Cancun’s Underwater Museum, also known as the Museo Subacuático de Arte (MUSA). is a non-profit organization located in Cancun, Mexico, and is committed to the art of conservation. It holds over 500 sculptures from artists such as Jason deCaires Taylor, Karen Salinas Martinez, Roberto Diaz Abraham, Rodrigo Quinones Reyes, Salvador Quiroz Ennis, and Elier Amado Gil. The museum consists of three separate galleries immersed deep in the ocean at the Cancun National Marine Park, making it the largest underwater exhibition in the world. The museum was founded by Jamie Gonzalez Canto, Director of Marine Park, to protect the surrounding coral reefs by creating an alternate destination for divers and tourists. The Underwater Museum formally opened to divers in November 2010.

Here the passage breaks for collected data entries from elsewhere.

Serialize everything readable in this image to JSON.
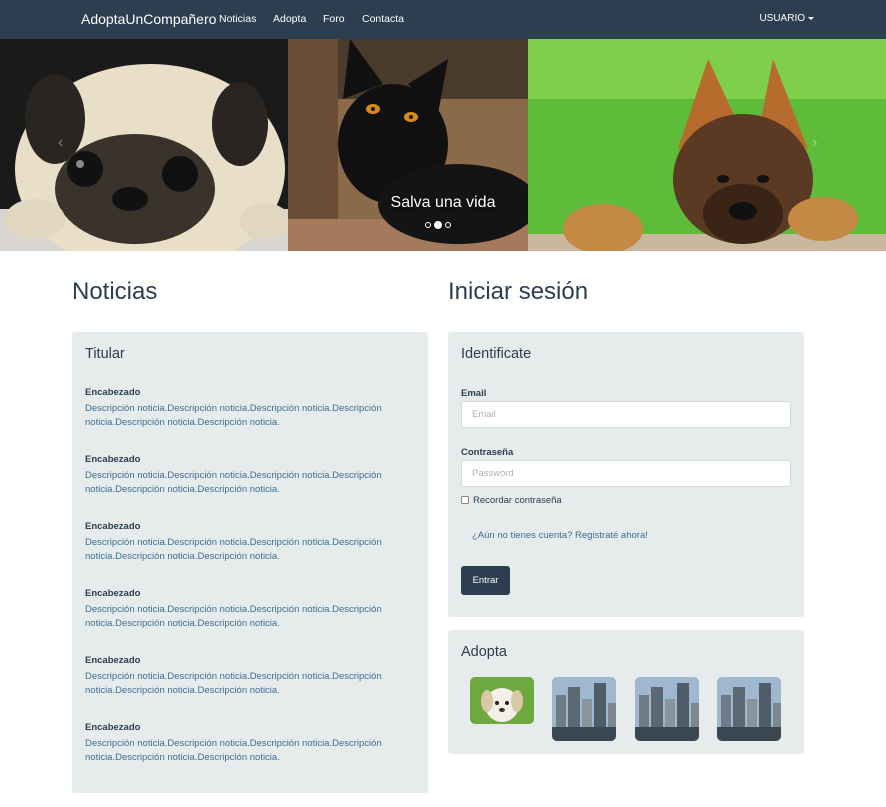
{
  "navbar": {
    "brand": "AdoptaUnCompañero",
    "links": [
      "Noticias",
      "Adopta",
      "Foro",
      "Contacta"
    ],
    "user": "USUARIO"
  },
  "carousel": {
    "caption": "Salva una vida",
    "slide_count": 3,
    "active_slide": 2
  },
  "news": {
    "section_title": "Noticias",
    "panel_title": "Titular",
    "items": [
      {
        "heading": "Encabezado",
        "description": "Descripción noticia.Descripción noticia.Descripción noticia.Descripción noticia.Descripción noticia.Descripción noticia."
      },
      {
        "heading": "Encabezado",
        "description": "Descripción noticia.Descripción noticia.Descripción noticia.Descripción noticia.Descripción noticia.Descripción noticia."
      },
      {
        "heading": "Encabezado",
        "description": "Descripción noticia.Descripción noticia.Descripción noticia.Descripción noticia.Descripción noticia.Descripción noticia."
      },
      {
        "heading": "Encabezado",
        "description": "Descripción noticia.Descripción noticia.Descripción noticia.Descripción noticia.Descripción noticia.Descripción noticia."
      },
      {
        "heading": "Encabezado",
        "description": "Descripción noticia.Descripción noticia.Descripción noticia.Descripción noticia.Descripción noticia.Descripción noticia."
      },
      {
        "heading": "Encabezado",
        "description": "Descripción noticia.Descripción noticia.Descripción noticia.Descripción noticia.Descripción noticia.Descripción noticia."
      }
    ]
  },
  "login": {
    "section_title": "Iniciar sesión",
    "panel_title": "Identificate",
    "email_label": "Email",
    "email_placeholder": "Email",
    "email_value": "",
    "password_label": "Contraseña",
    "password_placeholder": "Password",
    "password_value": "",
    "remember_label": "Recordar contraseña",
    "remember_checked": false,
    "register_link": "¿Aún no tienes cuenta? Registraté ahora!",
    "submit_label": "Entrar"
  },
  "adopt": {
    "panel_title": "Adopta",
    "thumbnails": [
      "puppy-photo",
      "city-photo",
      "city-photo",
      "city-photo"
    ]
  },
  "colors": {
    "primary": "#2c3e50",
    "panel_bg": "#e6ebec",
    "link": "#3e6e93"
  }
}
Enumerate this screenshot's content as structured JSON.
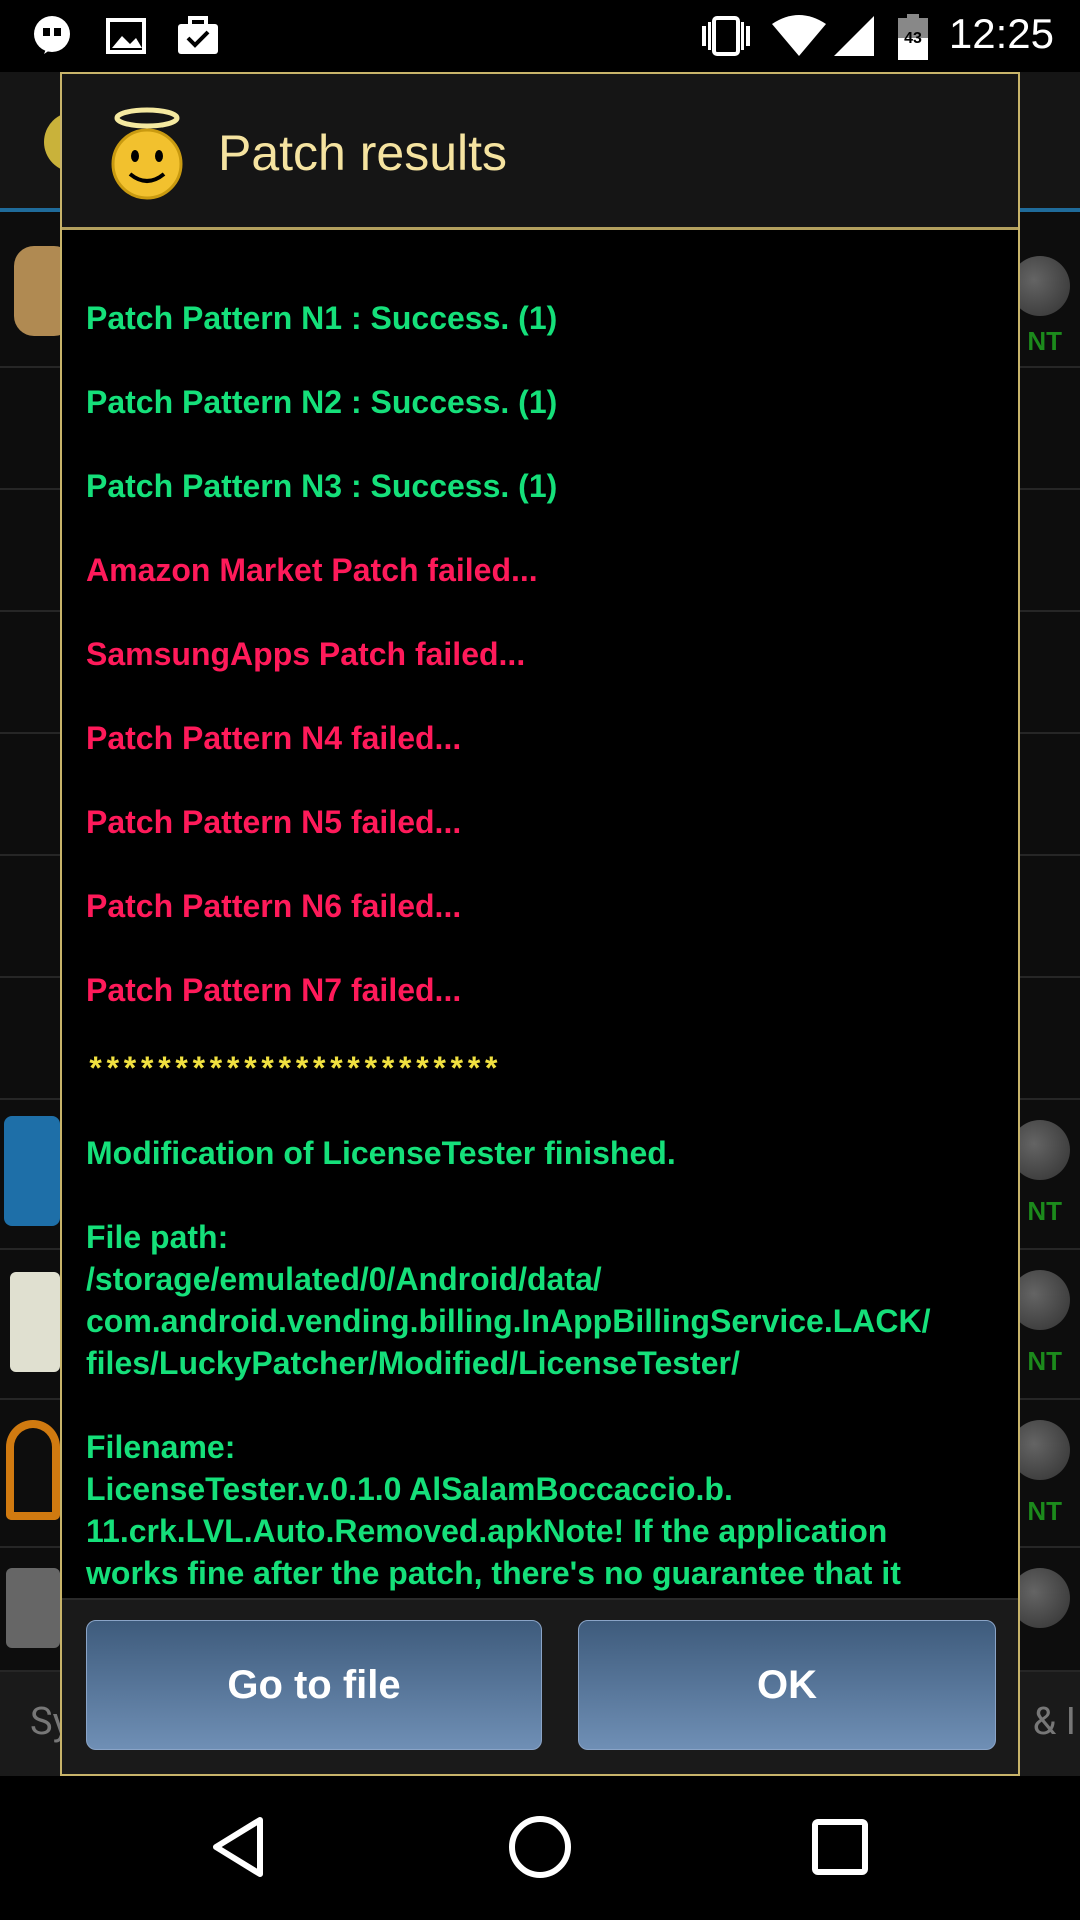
{
  "status_bar": {
    "time": "12:25",
    "battery_level": "43",
    "left_icons": [
      "hangouts-icon",
      "image-icon",
      "briefcase-check-icon"
    ],
    "right_icons": [
      "vibrate-icon",
      "wifi-icon",
      "signal-icon",
      "battery-icon"
    ]
  },
  "dialog": {
    "title": "Patch results",
    "lines": [
      {
        "text": "Patch Pattern N1 : Success. (1)",
        "status": "success"
      },
      {
        "text": "Patch Pattern N2 : Success. (1)",
        "status": "success"
      },
      {
        "text": "Patch Pattern N3 : Success. (1)",
        "status": "success"
      },
      {
        "text": "Amazon Market Patch failed...",
        "status": "fail"
      },
      {
        "text": "SamsungApps Patch failed...",
        "status": "fail"
      },
      {
        "text": "Patch Pattern N4 failed...",
        "status": "fail"
      },
      {
        "text": "Patch Pattern N5 failed...",
        "status": "fail"
      },
      {
        "text": "Patch Pattern N6 failed...",
        "status": "fail"
      },
      {
        "text": "Patch Pattern N7 failed...",
        "status": "fail"
      }
    ],
    "stars": "************************",
    "finished": "Modification of LicenseTester finished.",
    "file_path_label": "File path:",
    "file_path_1": "/storage/emulated/0/Android/data/",
    "file_path_2": "com.android.vending.billing.InAppBillingService.LACK/",
    "file_path_3": "files/LuckyPatcher/Modified/LicenseTester/",
    "filename_label": "Filename:",
    "filename_1": "LicenseTester.v.0.1.0 AlSalamBoccaccio.b.",
    "filename_2": "11.crk.LVL.Auto.Removed.apkNote! If the application",
    "filename_3": "works fine after the patch, there's no guarantee that it",
    "buttons": {
      "go_to_file": "Go to file",
      "ok": "OK"
    }
  },
  "background": {
    "bottom_left_text": "Sy",
    "bottom_right_text": "& I",
    "badge_text": "NT"
  },
  "colors": {
    "success": "#15e07a",
    "fail": "#ff1a5a",
    "stars": "#f0e040",
    "title": "#f5e3a0",
    "button": "#5678a0"
  }
}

MUSA is an incredible experience that promotes art as well as the importance of coral reefs. At a time when natural coral reefs are disappearing more rapidly than ever, this exhibition informs visitors of the need and urgency to protect oceans and marine life. It offers the ideal ecosystem for aquatic life to continue breeding and flourishing, as each sculpture is constructed using specialized materials capable of fostering coral growth. Each sculpture in the museum has unique elements tailored to provide a healthy environment for the aquatic life around it. Today the museum is a dynamic coral system for aquatic life to colonize, inhabit, and generate biomass on a wide scale.

The Manchones reef, image courtesy of

The installation includes a distinct mix of statues ranging from themes such as capital greed to the simple, holistic life of the fishermen community. One of the most distinct sculptures located at the MUSA is the Anthropocene. The Anthropocene is a sculpture of a Volkswagen Beetle with a mournful boy lying atop the windshield. The nine-tonne sculpture is intended to create a sanctuary for crustaceans, and it’s concrete walls prevent local fishermen from harvesting them. The holes on the side of the car allow the shellfish to enter the sculpture, and the interior is lined with shelving units where the creatures can sleep. The piece questions the kind of world that is being left to future generations, and how it harms not only generations to come, but also the role and continuation of aquatic life.

Anthropocene, image courtesy of

The Bankers is an innovative sculpture created by Jason deCaires Taylor using pH neutral cement to encourage ocean restoration and counter the threats of climate change. The Bankers is a symbol of how little humans look towards the future and how focused they are on short-term gain. Each sculpture is in a prayer position to indicate how monetary objects have been replaced as their “god”. Every banker in the sculpture also has a cavity on his backside for marine life, such as crustaceans and eels, to occupy. The installation represents the acknowledgment made about climate change in conferences but how little corrective action has been taken on the matter. Many environmental concerns currently emerge from consumer attitudes and choices, highlighting the need to recognize the effect of those attitudes in order to better change consumption habits.

The Bankers, image courtesy of

The Silent Evolution is one of the most celebrated works in the museum. The piece contains 400 individual statues of real-life models from a nearby fishing village in Puerto Morelos, mounting an army gathering in defence of the oceans. Every piece is manufactured using fiberglass and concrete with a neutrally based pH-value in order to attract marine life. The man-made reef is currently populated by more than 2,000 corals. This artwork has facilitated an important convergence of art and environmental awareness. It has created a hopeful and promising state amid the despair caused by the lack of environmental protection.

The Silent Evolution, image courtesy of

Every sculpture in the MUSA is intended to help preserve and appreciate marine life. The Ear is a piece mounted with a hydrophone and hard drive that helps researchers study aquatic life through sounds. Installations like Deregulated further call attention to the role of corporations and governments in environmental stewardship, highlighting the need for more environmental conservation efforts. The MUSA consists of hundreds of sculptures modeled after the local Mexican community. The engagement of the community emphasizes the value of the oceans as a means of sustenance and economic well-being for individuals all over the world. The work of these artists draws attention to the ongoing threats to aquatic health and the need for proper regulations.

The Ear, image courtesy of

Since the installation of MUSA in 2009, reef development has covered the sculptures and has attracted fish, turtles, rays, and other marine life. The artists hope that someday the sculptures themselves will become unrecognizable when they are covered by algae and coral growth, making it an utterly stunning sight.